As far as I know, all or virtually all of these wondrous objects were conceived, if not necessarily cast, in the artist's native Spain --  to which he had withdrawn more or less permanently with the coming of World War II. 

And to judge from the handsome photographic murals with which the gallery's walls are decorated, these geneses would have occurred either at the artist's family estate in Mont-roig, outside Barcelona, or in his studio in Palma de Mallorca, in the Balearic Islands.

The sculptures are all sand and/or lost wax castings, which might be of historic interest but leading to ordinary-enough images in the hands of a less manic artist. 

In Miró's case, however, the raw materials are definitely different.

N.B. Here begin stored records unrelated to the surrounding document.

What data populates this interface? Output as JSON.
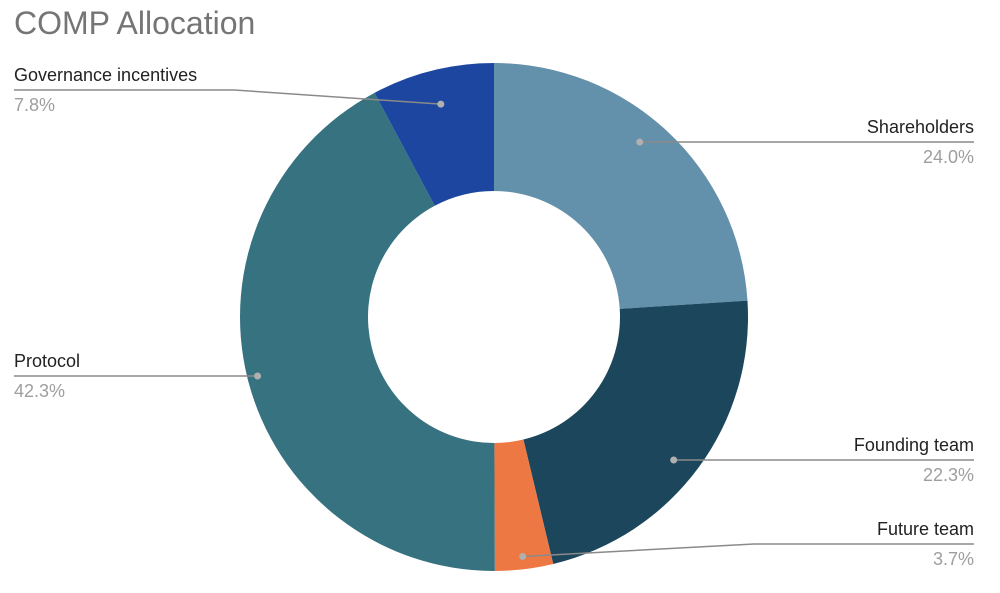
{
  "chart_data": {
    "type": "pie",
    "variant": "donut",
    "title": "COMP Allocation",
    "slices": [
      {
        "label": "Shareholders",
        "value": 24.0,
        "display": "24.0%",
        "color": "#6390ab"
      },
      {
        "label": "Founding team",
        "value": 22.3,
        "display": "22.3%",
        "color": "#1b465c"
      },
      {
        "label": "Future team",
        "value": 3.7,
        "display": "3.7%",
        "color": "#ee7843"
      },
      {
        "label": "Protocol",
        "value": 42.3,
        "display": "42.3%",
        "color": "#377280"
      },
      {
        "label": "Governance incentives",
        "value": 7.8,
        "display": "7.8%",
        "color": "#1c46a0"
      }
    ],
    "start_angle": "12 o'clock",
    "direction": "clockwise",
    "legend": "none",
    "label_style": "outside labels with leader lines"
  }
}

Sometimes, the sculpture reveals part of its origin to be just an interestingly-shaped rock – but even in such cases, what's been added comes from a surrealist's bag of tricks, or found objects. 

Sometimes the bag of tricks is left to function on its own.  There are sculptures made from bits of artfully-shaped clay, scraps of metal and/or wire, an orange crate (with an upright egg on top of it), a ceramic head on top of a vertical column, a baby's high chair, the business end of a garden rake, and assorted shoes (plus old-fashioned shoe trees).

If all this sounds like junk, never fear: the way these artifacts are put together means that every object takes on a human dimension.  If it's not just a head, it's a woman of some sort, or a "personnage" – all with or without a bird.

Are these "personnages" male or female?  Well, the surrealists were all into Freud.  In those days, Freud was popularly supposed to be all about sex, which made for a delightful sense of scandal.  Miró had his own little symbols for the male and the female (just as Giacometti did).  The male was marked by little protuberance down there, and the female by a little hole – or sometimes quite a large hole.  And in this show, the holes are nearly universal. 

In "Personnage et Oiseau," for example, the bird is perched, like a little airplane, on the oblong head of the personnage and the big wodge of clay on the bottom of the composition is her body.